Antes desta guerra começar, era difícil distinguir os líderes europeus entre si, uma massa tecnocrata amorfa que vacila sob o peso de lóbis, num mundo ditado pelo mercado financeiro. Não é que falte visão na Europa, ela existe, mas muitas vezes não há coragem para a concretizar e opta-se pela passividade.
Ao ouvirmos o discurso do Estado da Nação, que decorreu esta semana, proferido pela Presidente da Comissão Europeia, Ursula von der Leyen, tivemos uma inequívoca demonstração de uma liderança forte que diz, com clareza e firmeza, aquilo que todos os cidadãos europeus precisam de ouvir neste momento. A invasão russa da Ucrânia foi o ponto de viragem que despertou a União Europeia (UE) da sua letargia e pô-la, finalmente, a relançar reformas há muito adiadas.
Von der Leyen foi clara nas suas metas ambiciosas e na forma como traçou o cenário presente. A Europa está em guerra e solidária com a Ucrânia. A União irá continuar a ser uma União, e já provou ser rápida a reagir tanto na ajuda financeira e na aplicação de sanções à Rússia, como no acolhimento de refugiados. Instou ainda a Europa a iniciar rapidamente a transição para um novo modelo energético, sendo anunciada a criação de um banco europeu de hidrogénio com um investimento de três mil milhões de euros.
Chegou a um tal ponto que von der Leyen enumerou temas cruciais que têm sido cuidadosamente evitados por Lisboa, como a tributação dos lucros excessivos das empresas do setor energético ou o tabelamento de preços.
Se há algo a concluir da generalidade deste discurso é que as medidas recentemente anunciadas pelo Governo português refletem um estado de medo e retração difíceis de explicar, ainda mais quando é Bruxelas a apontar o caminho aos Estados-membros e a exortar ao planeamento de um novo modelo de desenvolvimento.
E não se pode dizer que não se aprendeu com os erros do passado, pois von der Leyen aparenta assegurar alguma flexibilidade a cada Estado-membro, num continente que se move a velocidades diferentes de transição.

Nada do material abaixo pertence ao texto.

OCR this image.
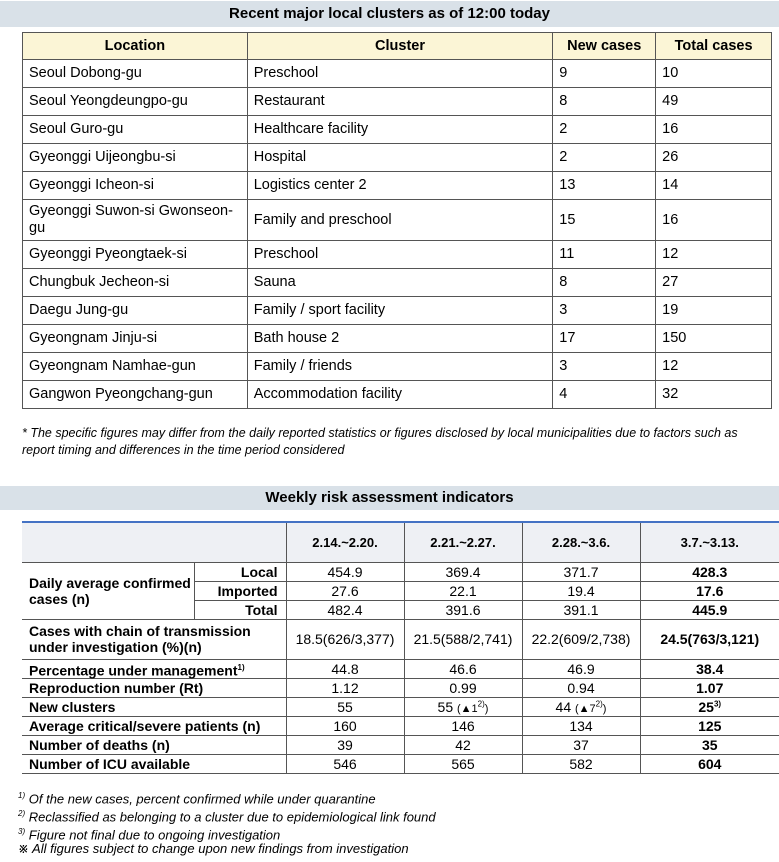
Recent major local clusters as of 12:00 today
Location	Cluster	New cases	Total cases
Seoul Dobong-gu	Preschool	9	10
Seoul Yeongdeungpo-gu	Restaurant	8	49
Seoul Guro-gu	Healthcare facility	2	16
Gyeonggi Uijeongbu-si	Hospital	2	26
Gyeonggi Icheon-si	Logistics center 2	13	14
Gyeonggi Suwon-si Gwonseon-gu	Family and preschool	15	16
Gyeonggi Pyeongtaek-si	Preschool	11	12
Chungbuk Jecheon-si	Sauna	8	27
Daegu Jung-gu	Family / sport facility	3	19
Gyeongnam Jinju-si	Bath house 2	17	150
Gyeongnam Namhae-gun	Family / friends	3	12
Gangwon Pyeongchang-gun	Accommodation facility	4	32
* The specific figures may differ from the daily reported statistics or figures disclosed by local municipalities due to factors such as report timing and differences in the time period considered
Weekly risk assessment indicators
		2.14.~2.20.	2.21.~2.27.	2.28.~3.6.	3.7.~3.13.
Daily average confirmed cases (n)	Local	454.9	369.4	371.7	428.3
	Imported	27.6	22.1	19.4	17.6
	Total	482.4	391.6	391.1	445.9
Cases with chain of transmission under investigation (%)(n)		18.5(626/3,377)	21.5(588/2,741)	22.2(609/2,738)	24.5(763/3,121)
Percentage under management$^{1)}$		44.8	46.6	46.9	38.4
Reproduction number (Rt)		1.12	0.99	0.94	1.07
New clusters		55	55 (▲1$^{2)}$)	44 (▲7$^{2)}$)	25$^{3)}$
Average critical/severe patients (n)		160	146	134	125
Number of deaths (n)		39	42	37	35
Number of ICU available		546	565	582	604
$^{1)}$ Of the new cases, percent confirmed while under quarantine
$^{2)}$ Reclassified as belonging to a cluster due to epidemiological link found
$^{3)}$ Figure not final due to ongoing investigation
※ All figures subject to change upon new findings from investigation
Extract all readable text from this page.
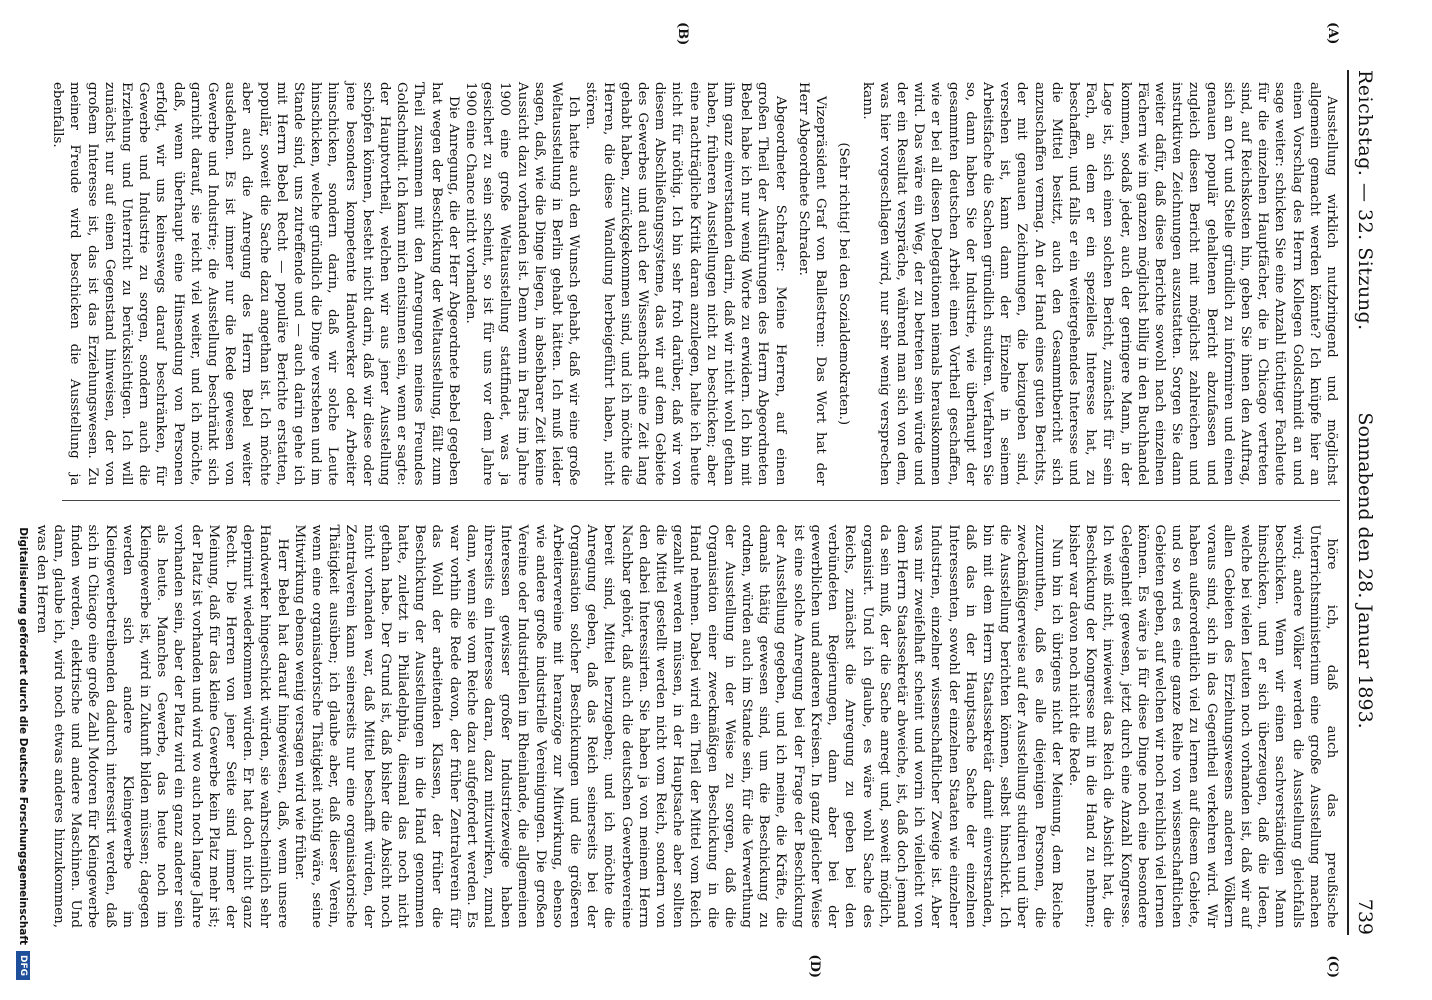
Reichstag. — 32. Sitzung.
Sonnabend den 28. Januar 1893.
739
(A)
(B)
(C)
(D)

Ausstellung wirklich nutzbringend und möglichst allgemein gemacht werden könnte? Ich knüpfe hier an einen Vorschlag des Herrn Kollegen Goldschmidt an und sage weiter: schicken Sie eine Anzahl tüchtiger Fachleute für die einzelnen Hauptfächer, die in Chicago vertreten sind, auf Reichskosten hin, geben Sie ihnen den Auftrag, sich an Ort und Stelle gründlich zu informiren und einen genauen populär gehaltenen Bericht abzufassen und zugleich diesen Bericht mit möglichst zahlreichen und instruktiven Zeichnungen auszustatten. Sorgen Sie dann weiter dafür, daß diese Berichte sowohl nach einzelnen Fächern wie im ganzen möglichst billig in den Buchhandel kommen, sodaß jeder, auch der geringere Mann, in der Lage ist, sich einen solchen Bericht, zunächst für sein Fach, an dem er ein spezielles Interesse hat, zu beschaffen, und falls er ein weitergehendes Interesse und die Mittel besitzt, auch den Gesammtbericht sich anzuschaffen vermag. An der Hand eines guten Berichts, der mit genauen Zeichnungen, die beizugeben sind, versehen ist, kann dann der Einzelne in seinem Arbeitsfache die Sachen gründlich studiren. Verfahren Sie so, dann haben Sie der Industrie, wie überhaupt der gesammten deutschen Arbeit einen Vortheil geschaffen, wie er bei all diesen Delegationen niemals herauskommen wird. Das wäre ein Weg, der zu betreten sein würde und der ein Resultat verspräche, während man sich von dem, was hier vorgeschlagen wird, nur sehr wenig versprechen kann.

(Sehr richtig! bei den Sozialdemokraten.)

Vizepräsident Graf von Ballestrem: Das Wort hat der Herr Abgeordnete Schrader.

Abgeordneter Schrader: Meine Herren, auf einen großen Theil der Ausführungen des Herrn Abgeordneten Bebel habe ich nur wenig Worte zu erwidern. Ich bin mit ihm ganz einverstanden darin, daß wir nicht wohl gethan haben, früheren Ausstellungen nicht zu beschicken; aber eine nachträgliche Kritik daran anzulegen, halte ich heute nicht für nöthig. Ich bin sehr froh darüber, daß wir von diesem Abschließungssysteme, das wir auf dem Gebiete des Gewerbes und auch der Wissenschaft eine Zeit lang gehabt haben, zurückgekommen sind, und ich möchte die Herren, die diese Wandlung herbeigeführt haben, nicht stören.

Ich hatte auch den Wunsch gehabt, daß wir eine große Weltausstellung in Berlin gehabt hätten. Ich muß leider sagen, daß, wie die Dinge liegen, in absehbarer Zeit keine Aussicht dazu vorhanden ist. Denn wenn in Paris im Jahre 1900 eine große Weltausstellung stattfindet, was ja gesichert zu sein scheint, so ist für uns vor dem Jahre 1900 eine Chance nicht vorhanden.

Die Anregung, die der Herr Abgeordnete Bebel gegeben hat wegen der Beschickung der Weltausstellung, fällt zum Theil zusammen mit den Anregungen meines Freundes Goldschmidt. Ich kann mich entsinnen sein, wenn er sagte: der Hauptvortheil, welchen wir aus jener Ausstellung schöpfen können, besteht nicht darin, daß wir diese oder jene besonders kompetente Handwerker oder Arbeiter hinschicken, sondern darin, daß wir solche Leute hinschicken, welche gründlich die Dinge verstehen und im Stande sind, uns zutreffende und — auch darin gehe ich mit Herrn Bebel Recht — populäre Berichte erstatten, populär, soweit die Sache dazu angethan ist. Ich möchte aber auch die Anregung des Herrn Bebel weiter ausdehnen. Es ist immer nur die Rede gewesen von Gewerbe und Industrie; die Ausstellung beschränkt sich garnicht darauf, sie reicht viel weiter, und ich möchte, daß, wenn überhaupt eine Hinsendung von Personen erfolgt, wir uns keineswegs darauf beschränken, für Gewerbe und Industrie zu sorgen, sondern auch die Erziehung und Unterricht zu berücksichtigen. Ich will zunächst nur auf einen Gegenstand hinweisen, der von großem Interesse ist, das ist das Erziehungswesen. Zu meiner Freude wird beschicken die Ausstellung ja ebenfalls.

höre ich, daß auch das preußische Unterrichtsministerium eine große Ausstellung machen wird; andere Völker werden die Ausstellung gleichfalls beschicken. Wenn wir einen sachverständigen Mann hinschicken, und er sich überzeugen, daß die Ideen, welche bei vielen Leuten noch vorhanden ist, daß wir auf allen Gebieten des Erziehungswesens anderen Völkern voraus sind, sich in das Gegentheil verkehren wird. Wir haben außerordentlich viel zu lernen auf diesem Gebiete, und so wird es eine ganze Reihe von wissenschaftlichen Gebieten geben, auf welchen wir noch reichlich viel lernen können. Es wäre ja für diese Dinge noch eine besondere Gelegenheit gewesen, jetzt durch eine Anzahl Kongresse. Ich weiß nicht, inwieweit das Reich die Absicht hat, die Beschickung der Kongresse mit in die Hand zu nehmen; bisher war davon noch nicht die Rede.

Nun bin ich übrigens nicht der Meinung, dem Reiche zuzumuthen, daß es alle diejenigen Personen, die zweckmäßigerweise auf der Ausstellung studiren und über die Ausstellung berichten können, selbst hinschickt. Ich bin mit dem Herrn Staatssekretär damit einverstanden, daß das in der Hauptsache Sache der einzelnen Interessenten, sowohl der einzelnen Staaten wie einzelner Industrien, einzelner wissenschaftlicher Zweige ist. Aber was mir zweifelhaft scheint und worin ich vielleicht von dem Herrn Staatssekretär abweiche, ist, daß doch jemand da sein muß, der die Sache anregt und, soweit möglich, organisirt. Und ich glaube, es wäre wohl Sache des Reichs, zunächst die Anregung zu geben bei den verbündeten Regierungen, dann aber bei der gewerblichen und anderen Kreisen. In ganz gleicher Weise ist eine solche Anregung bei der Frage der Beschickung der Ausstellung gegeben, und ich meine, die Kräfte, die damals thätig gewesen sind, um die Beschickung zu ordnen, würden auch im Stande sein, für die Verwerthung der Ausstellung in der Weise zu sorgen, daß die Organisation einer zweckmäßigen Beschickung in die Hand nehmen. Dabei wird ein Theil der Mittel vom Reich gezahlt werden müssen, in der Hauptsache aber sollten die Mittel gestellt werden nicht vom Reich, sondern von den dabei Interessirten. Sie haben ja von meinem Herrn Nachbar gehört, daß auch die deutschen Gewerbevereine bereit sind, Mittel herzugeben; und ich möchte die Anregung geben, daß das Reich seinerseits bei der Organisation solcher Beschickungen und die größeren Arbeitervereine mit heranzöge zur Mitwirkung, ebenso wie andere große industrielle Vereinigungen. Die großen Vereine oder Industriellen im Rheinlande, die allgemeinen Interessen gewisser großer Industriezweige haben ihrerseits ein Interesse daran, dazu mitzuwirken, zumal dann, wenn sie vom Reiche dazu aufgefordert werden. Es war vorhin die Rede davon, der früher Zentralverein für das Wohl der arbeitenden Klassen, der früher die Beschickung der Ausstellungen in die Hand genommen hatte, zuletzt in Philadelphia, diesmal das noch nicht gethan habe. Der Grund ist, daß bisher die Absicht noch nicht vorhanden war, daß Mittel beschafft würden, der Zentralverein kann seinerseits nur eine organisatorische Thätigkeit ausüben; ich glaube aber, daß dieser Verein, wenn eine organisatorische Thätigkeit nöthig wäre, seine Mitwirkung ebenso wenig versagen wird wie früher.

Herr Bebel hat darauf hingewiesen, daß, wenn unsere Handwerker hingeschickt würden, sie wahrscheinlich sehr deprimirt wiederkommen würden. Er hat doch nicht ganz Recht. Die Herren von jener Seite sind immer der Meinung, daß für das kleine Gewerbe kein Platz mehr ist; der Platz ist vorhanden und wird wo auch noch lange Jahre vorhanden sein, aber der Platz wird ein ganz anderer sein als heute. Manches Gewerbe, das heute noch im Kleingewerbe ist, wird in Zukunft bilden müssen; dagegen werden sich andere Kleingewerbe im Kleingewerbetreibenden dadurch interessirt werden, daß sich in Chicago eine große Zahl Motoren für Kleingewerbe finden werden, elektrische und andere Maschinen. Und dann, glaube ich, wird noch etwas anderes hinzukommen, was den Herren

Digitalisierung gefördert durch die Deutsche Forschungsgemeinschaft
DFG
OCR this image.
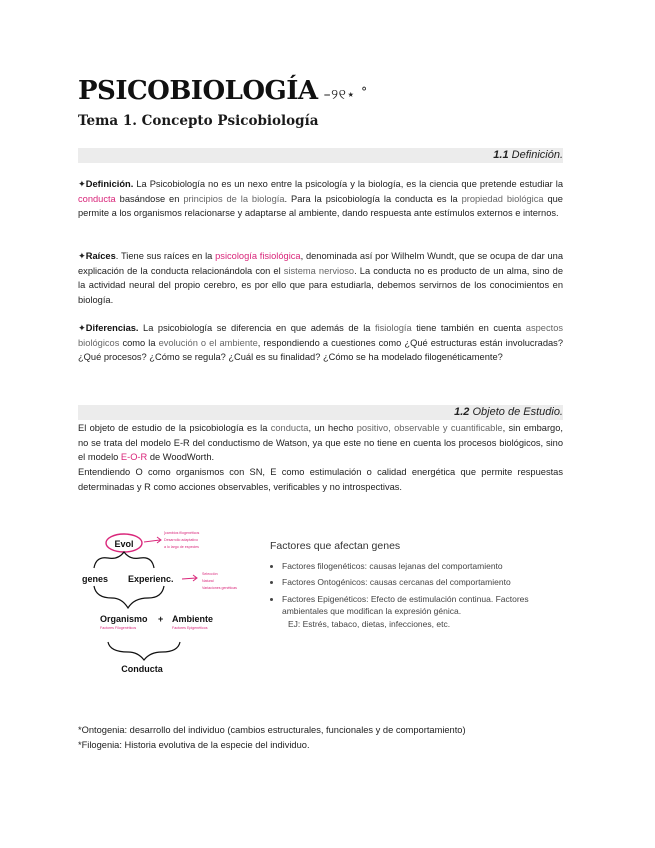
PSICOBIOLOGÍA –୨୧⋆ ˚
Tema 1. Concepto Psicobiología
1.1 Definición.
✦Definición. La Psicobiología no es un nexo entre la psicología y la biología, es la ciencia que pretende estudiar la conducta basándose en principios de la biología. Para la psicobiología la conducta es la propiedad biológica que permite a los organismos relacionarse y adaptarse al ambiente, dando respuesta ante estímulos externos e internos.
✦Raíces. Tiene sus raíces en la psicología fisiológica, denominada así por Wilhelm Wundt, que se ocupa de dar una explicación de la conducta relacionándola con el sistema nervioso. La conducta no es producto de un alma, sino de la actividad neural del propio cerebro, es por ello que para estudiarla, debemos servirnos de los conocimientos en biología.
✦Diferencias. La psicobiología se diferencia en que además de la fisiología tiene también en cuenta aspectos biológicos como la evolución o el ambiente, respondiendo a cuestiones como ¿Qué estructuras están involucradas? ¿Qué procesos? ¿Cómo se regula? ¿Cuál es su finalidad? ¿Cómo se ha modelado filogenéticamente?
1.2 Objeto de Estudio.
El objeto de estudio de la psicobiología es la conducta, un hecho positivo, observable y cuantificable, sin embargo, no se trata del modelo E-R del conductismo de Watson, ya que este no tiene en cuenta los procesos biológicos, sino el modelo E-O-R de WoodWorth.
Entendiendo O como organismos con SN, E como estimulación o calidad energética que permite respuestas determinadas y R como acciones observables, verificables y no introspectivas.
Evol
[cambios filogenéticos
Desarrollo adaptativo
a lo largo de especies
genes Experienc.	Selección
Natural
Variaciones genéticas
Organismo + Ambiente
Factores Filogenéticos	Factores Epigenéticos
Conducta
Factores que afectan genes
• Factores filogenéticos: causas lejanas del comportamiento
• Factores Ontogénicos: causas cercanas del comportamiento
• Factores Epigenéticos: Efecto de estimulación continua. Factores ambientales que modifican la expresión génica.
EJ: Estrés, tabaco, dietas, infecciones, etc.
*Ontogenia: desarrollo del individuo (cambios estructurales, funcionales y de comportamiento)
*Filogenia: Historia evolutiva de la especie del individuo.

Numa outra nota, não menos importante, o discurso reconheceu a campanha de desinformação que tem sido disseminada por autocratas estrangeiros, com entidades estrangeiras a financiar institutos que minam os valores democráticos. Ainda esta semana foi noticiado que a Rússia terá feito pagamentos no valor de 300 milhões de dólares a partidos, candidatos e políticos em dezenas de países desde 2014, e planeia continuar a transferir milhões todos os anos.
A Europa está em guerra e seria vital que fossem revelados os nomes dessas entidades a receber financiamento direto para propaganda russa. Embora não tivesse sido por falta de aviso, a UE está agora bem mais desperta para o perigo que isto representa para todas as democracias. Antes tarde do que nunca. Todavia, tem sido manifesta a incapacidade desta Europa em lidar com as constantes violações do Estado de Direito por parte de Estados-membros liderados por aliados de Putin infiltrados na UE.
Não há milagres nem ilusões. O inverno está a chegar e, com ele, virá um tempo de desafios extraordinários. O discurso do Estado da União Europeia foi claro nesse aspeto, mas o Governo português ainda está preso a uma visão de curto prazo, sem vontade de acompanhar as grandes reformas que precisamos de começar a implementar.